The Town of Oyster Bay would receive at least $10 million less from Nassau County than it has paid utility companies in a tentative settlement with the county, according to town documents.
The tentative settlement would end a 15-year-old dispute over erroneous property tax assessments on utility-owned property in town garbage districts.
The town’s 2014 audited financial statement, which was released on Friday, shows that the town would receive $26.7 million from the county under the agreement, less than the $37 million the town has previously paid two utility companies.
Oyster Bay paid Keyspan $21.4 million in January and it made four payments to Verizon from 2006 to 2014 totaling $15.6 million, the financial statements show. The town borrowed to make the payments, meaning that taxpayers are paying interest on them.

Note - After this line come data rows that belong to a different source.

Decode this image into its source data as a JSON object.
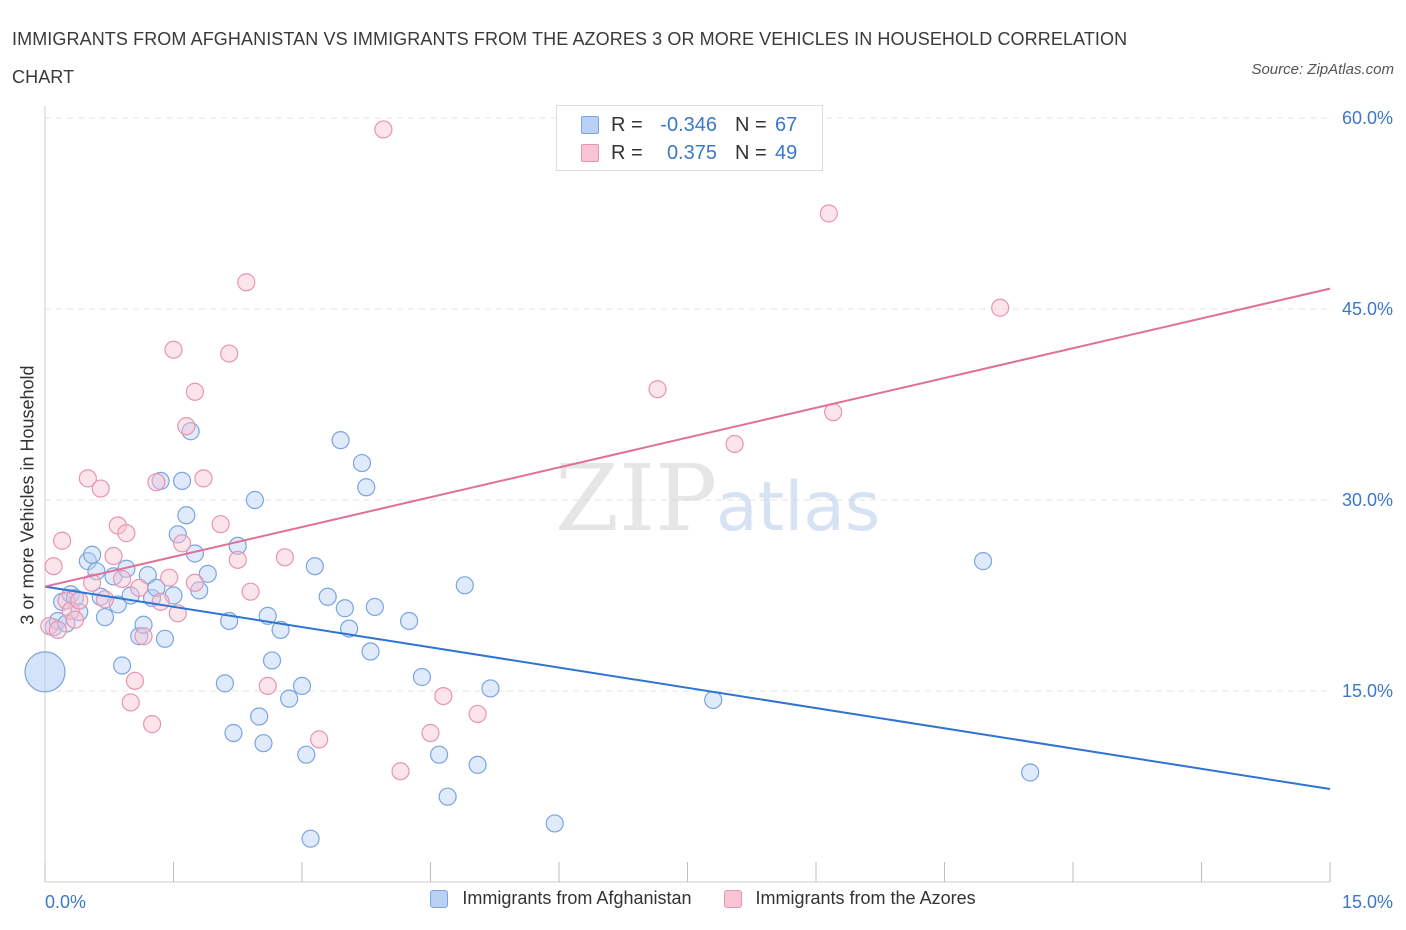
{
  "title": "IMMIGRANTS FROM AFGHANISTAN VS IMMIGRANTS FROM THE AZORES 3 OR MORE VEHICLES IN HOUSEHOLD CORRELATION CHART",
  "source": "Source: ZipAtlas.com",
  "watermark": {
    "zip": "ZIP",
    "atlas": "atlas"
  },
  "colors": {
    "afghanistan_fill": "#b9d1f5",
    "afghanistan_stroke": "#7aa5e0",
    "afghanistan_line": "#2f74d0",
    "azores_fill": "#f8c4d3",
    "azores_stroke": "#e795b0",
    "azores_line": "#e07097",
    "tick_label": "#3b78c9",
    "grid": "#e3e3e3"
  },
  "legend": {
    "rows": [
      {
        "r_label": "R =",
        "r_value": "-0.346",
        "n_label": "N =",
        "n_value": "67"
      },
      {
        "r_label": "R =",
        "r_value": "0.375",
        "n_label": "N =",
        "n_value": "49"
      }
    ]
  },
  "bottom_legend": [
    "Immigrants from Afghanistan",
    "Immigrants from the Azores"
  ],
  "chart_data": {
    "type": "scatter",
    "xlabel": "",
    "ylabel": "3 or more Vehicles in Household",
    "xlim": [
      0,
      15
    ],
    "ylim": [
      0,
      60
    ],
    "x_tick_labels": [
      {
        "value": 0,
        "label": "0.0%"
      },
      {
        "value": 15,
        "label": "15.0%"
      }
    ],
    "y_tick_labels": [
      {
        "value": 15,
        "label": "15.0%"
      },
      {
        "value": 30,
        "label": "30.0%"
      },
      {
        "value": 45,
        "label": "45.0%"
      },
      {
        "value": 60,
        "label": "60.0%"
      }
    ],
    "grid": true,
    "legend_position": "top-center",
    "series": [
      {
        "name": "Immigrants from Afghanistan",
        "points": [
          [
            0.0,
            16.5
          ],
          [
            0.1,
            20.0
          ],
          [
            0.15,
            20.5
          ],
          [
            0.2,
            22.0
          ],
          [
            0.25,
            20.3
          ],
          [
            0.3,
            22.6
          ],
          [
            0.35,
            22.3
          ],
          [
            0.4,
            21.2
          ],
          [
            0.5,
            25.2
          ],
          [
            0.55,
            25.7
          ],
          [
            0.6,
            24.4
          ],
          [
            0.65,
            22.4
          ],
          [
            0.7,
            20.8
          ],
          [
            0.8,
            24.0
          ],
          [
            0.85,
            21.8
          ],
          [
            0.9,
            17.0
          ],
          [
            0.95,
            24.6
          ],
          [
            1.0,
            22.5
          ],
          [
            1.1,
            19.3
          ],
          [
            1.15,
            20.2
          ],
          [
            1.2,
            24.1
          ],
          [
            1.25,
            22.3
          ],
          [
            1.3,
            23.1
          ],
          [
            1.35,
            31.5
          ],
          [
            1.4,
            19.1
          ],
          [
            1.5,
            22.5
          ],
          [
            1.55,
            27.3
          ],
          [
            1.6,
            31.5
          ],
          [
            1.65,
            28.8
          ],
          [
            1.7,
            35.4
          ],
          [
            1.75,
            25.8
          ],
          [
            1.8,
            22.9
          ],
          [
            1.9,
            24.2
          ],
          [
            2.1,
            15.6
          ],
          [
            2.15,
            20.5
          ],
          [
            2.2,
            11.7
          ],
          [
            2.25,
            26.4
          ],
          [
            2.45,
            30.0
          ],
          [
            2.5,
            13.0
          ],
          [
            2.55,
            10.9
          ],
          [
            2.6,
            20.9
          ],
          [
            2.65,
            17.4
          ],
          [
            2.75,
            19.8
          ],
          [
            2.85,
            14.4
          ],
          [
            3.0,
            15.4
          ],
          [
            3.05,
            10.0
          ],
          [
            3.1,
            3.4
          ],
          [
            3.15,
            24.8
          ],
          [
            3.3,
            22.4
          ],
          [
            3.45,
            34.7
          ],
          [
            3.5,
            21.5
          ],
          [
            3.55,
            19.9
          ],
          [
            3.7,
            32.9
          ],
          [
            3.75,
            31.0
          ],
          [
            3.8,
            18.1
          ],
          [
            3.85,
            21.6
          ],
          [
            4.25,
            20.5
          ],
          [
            4.4,
            16.1
          ],
          [
            4.6,
            10.0
          ],
          [
            4.7,
            6.7
          ],
          [
            4.9,
            23.3
          ],
          [
            5.05,
            9.2
          ],
          [
            5.2,
            15.2
          ],
          [
            5.95,
            4.6
          ],
          [
            7.8,
            14.3
          ],
          [
            10.95,
            25.2
          ],
          [
            11.5,
            8.6
          ]
        ]
      },
      {
        "name": "Immigrants from the Azores",
        "points": [
          [
            0.05,
            20.1
          ],
          [
            0.1,
            24.8
          ],
          [
            0.15,
            19.8
          ],
          [
            0.2,
            26.8
          ],
          [
            0.25,
            22.1
          ],
          [
            0.3,
            21.3
          ],
          [
            0.35,
            20.6
          ],
          [
            0.4,
            22.1
          ],
          [
            0.5,
            31.7
          ],
          [
            0.55,
            23.5
          ],
          [
            0.65,
            30.9
          ],
          [
            0.7,
            22.2
          ],
          [
            0.8,
            25.6
          ],
          [
            0.85,
            28.0
          ],
          [
            0.9,
            23.8
          ],
          [
            0.95,
            27.4
          ],
          [
            1.0,
            14.1
          ],
          [
            1.05,
            15.8
          ],
          [
            1.1,
            23.1
          ],
          [
            1.15,
            19.3
          ],
          [
            1.25,
            12.4
          ],
          [
            1.3,
            31.4
          ],
          [
            1.35,
            22.0
          ],
          [
            1.45,
            23.9
          ],
          [
            1.5,
            41.8
          ],
          [
            1.55,
            21.1
          ],
          [
            1.6,
            26.6
          ],
          [
            1.65,
            35.8
          ],
          [
            1.75,
            23.5
          ],
          [
            1.75,
            38.5
          ],
          [
            1.85,
            31.7
          ],
          [
            2.05,
            28.1
          ],
          [
            2.15,
            41.5
          ],
          [
            2.25,
            25.3
          ],
          [
            2.35,
            47.1
          ],
          [
            2.4,
            22.8
          ],
          [
            2.6,
            15.4
          ],
          [
            2.8,
            25.5
          ],
          [
            3.2,
            11.2
          ],
          [
            3.95,
            59.1
          ],
          [
            4.15,
            8.7
          ],
          [
            4.5,
            11.7
          ],
          [
            4.65,
            14.6
          ],
          [
            5.05,
            13.2
          ],
          [
            7.15,
            38.7
          ],
          [
            8.05,
            34.4
          ],
          [
            9.15,
            52.5
          ],
          [
            9.2,
            36.9
          ],
          [
            11.15,
            45.1
          ]
        ]
      }
    ],
    "trend_lines": [
      {
        "series": "Immigrants from Afghanistan",
        "from": [
          0,
          23.2
        ],
        "to": [
          15,
          7.3
        ]
      },
      {
        "series": "Immigrants from the Azores",
        "from": [
          0,
          23.2
        ],
        "to": [
          15,
          46.6
        ]
      }
    ]
  }
}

The county’s payments to Oyster Bay would be split into this year and next year. The first installment would come as the town faces a cash crunch: the town plans to borrow $30 million for cash flow needs next month. The town board is scheduled to vote on the cash flow borrowing on Tuesday.
The audited financial statement also shows that the town’s fiscal situation deteriorated in 2014 more than originally estimated.
For example, the town’s general fund operated at a $19 million deficit in 2014, compared to an $8.4 million surplus the year before, according to financial statements for both years. In January the town had estimated that general fund deficit to be $17 million.
The 2014 audited financial statement was finished this month, about 10 months later than usual because of computer problems, town officials said.
Oyster Bay met an April 11, 2016, deadline to file the audited financial statement for 2014 that was set by Standard & Poor’s at the threat of losing its credit rating. The rating agency is expected to make a decision on whether to downgrade the town’s rating next week.
Oyster Bay finance director Robert Darienzo said the biggest cause of the general fund deficit for 2014 was “budgeting for a surplus that did not materialize as expected.”
Town officials expect the town’s financial position to improve. In January the town had estimated that 2015 would show a $5 million operating surplus, but that estimate had been revised downward to a slight deficit, according to the new financial statement.
The town’s disputed $20 million loan guarantees to indicted restaurateur Harendra Singh’s companies showed up in the town’s audited financial statements for the first time. Town officials have said those guarantees are invalid.
The statement also showed for the first time a $2 million indirect guarantee that is not in dispute and could be drawn upon if the town cancels its agreement with a Singh company at the golf course.